Parece que todos coincidimos en que la peor secuela que padecemos, entre todas las que el franquismo nos ha dejado, es la general desmoralización. Sí; tiene razón César Alonso de los Ríos: mucho peor que el «desencanto» es la desmoralización colectiva en la que todos, quien más, quien menos, estamos sumidos. Y por eso nada más oportuno, en la inauguración de esas actividades de la UNED a las que acabo de referirme, que la celebración de una semana de ética (e historia de la ética). De teoría ética, por supuesto. Pero también, como uno de los participantes afirmó, de «resistencia ética» (paralela a la «resistencia política» durante el franquismo) frente a la animalización, mecanización y burocratización de la existencia; y, como otra participante declaró, de la «ejemplaridad» moral frente a la vana recitación de unos principios vaciados, en la práctica, de contenido.

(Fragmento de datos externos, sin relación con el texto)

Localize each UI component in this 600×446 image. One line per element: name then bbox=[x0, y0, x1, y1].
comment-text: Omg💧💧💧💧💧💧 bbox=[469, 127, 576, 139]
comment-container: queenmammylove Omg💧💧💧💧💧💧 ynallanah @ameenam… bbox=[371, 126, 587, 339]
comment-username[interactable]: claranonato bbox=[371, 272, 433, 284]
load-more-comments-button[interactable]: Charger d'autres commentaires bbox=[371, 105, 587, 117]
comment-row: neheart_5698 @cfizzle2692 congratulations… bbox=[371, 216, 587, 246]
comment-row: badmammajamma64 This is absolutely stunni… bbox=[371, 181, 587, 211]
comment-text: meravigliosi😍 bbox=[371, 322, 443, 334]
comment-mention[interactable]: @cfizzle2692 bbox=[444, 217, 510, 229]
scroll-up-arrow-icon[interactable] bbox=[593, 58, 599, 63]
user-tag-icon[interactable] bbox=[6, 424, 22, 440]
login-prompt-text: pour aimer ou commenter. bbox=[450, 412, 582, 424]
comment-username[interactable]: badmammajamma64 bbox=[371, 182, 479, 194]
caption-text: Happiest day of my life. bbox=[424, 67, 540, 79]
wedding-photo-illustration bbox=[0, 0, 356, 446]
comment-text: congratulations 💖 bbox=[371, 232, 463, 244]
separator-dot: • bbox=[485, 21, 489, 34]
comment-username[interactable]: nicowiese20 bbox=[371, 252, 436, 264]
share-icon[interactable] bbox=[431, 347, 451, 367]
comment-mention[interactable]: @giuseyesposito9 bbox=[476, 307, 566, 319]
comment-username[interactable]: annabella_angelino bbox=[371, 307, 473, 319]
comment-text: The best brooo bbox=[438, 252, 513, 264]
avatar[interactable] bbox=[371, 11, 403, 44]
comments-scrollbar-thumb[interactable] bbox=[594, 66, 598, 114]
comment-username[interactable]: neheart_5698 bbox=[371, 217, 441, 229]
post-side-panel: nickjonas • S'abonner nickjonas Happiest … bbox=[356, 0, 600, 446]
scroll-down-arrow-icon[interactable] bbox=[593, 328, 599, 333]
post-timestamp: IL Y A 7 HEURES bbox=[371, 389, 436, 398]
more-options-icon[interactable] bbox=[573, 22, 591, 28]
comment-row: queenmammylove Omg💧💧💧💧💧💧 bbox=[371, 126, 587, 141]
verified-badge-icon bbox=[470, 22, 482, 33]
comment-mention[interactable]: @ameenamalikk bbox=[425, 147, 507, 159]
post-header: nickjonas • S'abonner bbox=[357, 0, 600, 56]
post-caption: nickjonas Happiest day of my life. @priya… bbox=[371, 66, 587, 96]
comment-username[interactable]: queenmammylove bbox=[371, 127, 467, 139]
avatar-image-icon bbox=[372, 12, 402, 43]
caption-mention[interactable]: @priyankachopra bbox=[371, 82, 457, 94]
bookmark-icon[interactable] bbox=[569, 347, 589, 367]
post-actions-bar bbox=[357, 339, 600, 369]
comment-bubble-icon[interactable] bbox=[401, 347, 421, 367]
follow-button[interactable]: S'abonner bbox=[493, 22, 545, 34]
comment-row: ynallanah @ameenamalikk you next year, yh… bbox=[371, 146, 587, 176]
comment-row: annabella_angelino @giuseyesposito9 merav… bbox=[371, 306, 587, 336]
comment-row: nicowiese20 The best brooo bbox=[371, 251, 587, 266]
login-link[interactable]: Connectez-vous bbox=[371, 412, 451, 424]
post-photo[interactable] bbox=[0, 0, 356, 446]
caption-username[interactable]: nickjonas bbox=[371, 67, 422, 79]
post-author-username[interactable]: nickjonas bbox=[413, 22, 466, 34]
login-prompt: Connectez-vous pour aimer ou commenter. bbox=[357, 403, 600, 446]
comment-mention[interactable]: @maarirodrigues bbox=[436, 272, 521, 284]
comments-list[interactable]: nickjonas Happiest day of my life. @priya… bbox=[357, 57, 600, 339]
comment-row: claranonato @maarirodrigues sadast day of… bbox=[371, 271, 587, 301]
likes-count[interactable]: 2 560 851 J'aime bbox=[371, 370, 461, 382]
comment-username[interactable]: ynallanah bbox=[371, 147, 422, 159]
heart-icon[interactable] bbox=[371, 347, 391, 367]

Remoralización que sin ceño adusto o puritano, nos devuelva el saber-sabor de la vida y nos saque del asfalto y la contaminación material y moral para llevarnos -lo diré con las palabras propias de otro ponente, helenista este- no tanto a las «academias», «liceos» y «pórticos» como al «jardín», de una vida placentera, comunitaria y compartida, felicitaria.
Probablemente, y además de vigilar y decir no, es para soñar cosas así, y no para ocupar puestos políticos, para lo que estamos quienes no presuntuosa, sino modesta, marginalmente -lo presuntuoso hoy es ser «tecnócrata» o, cuando menos, «experto»- nos consideramos intelectuales.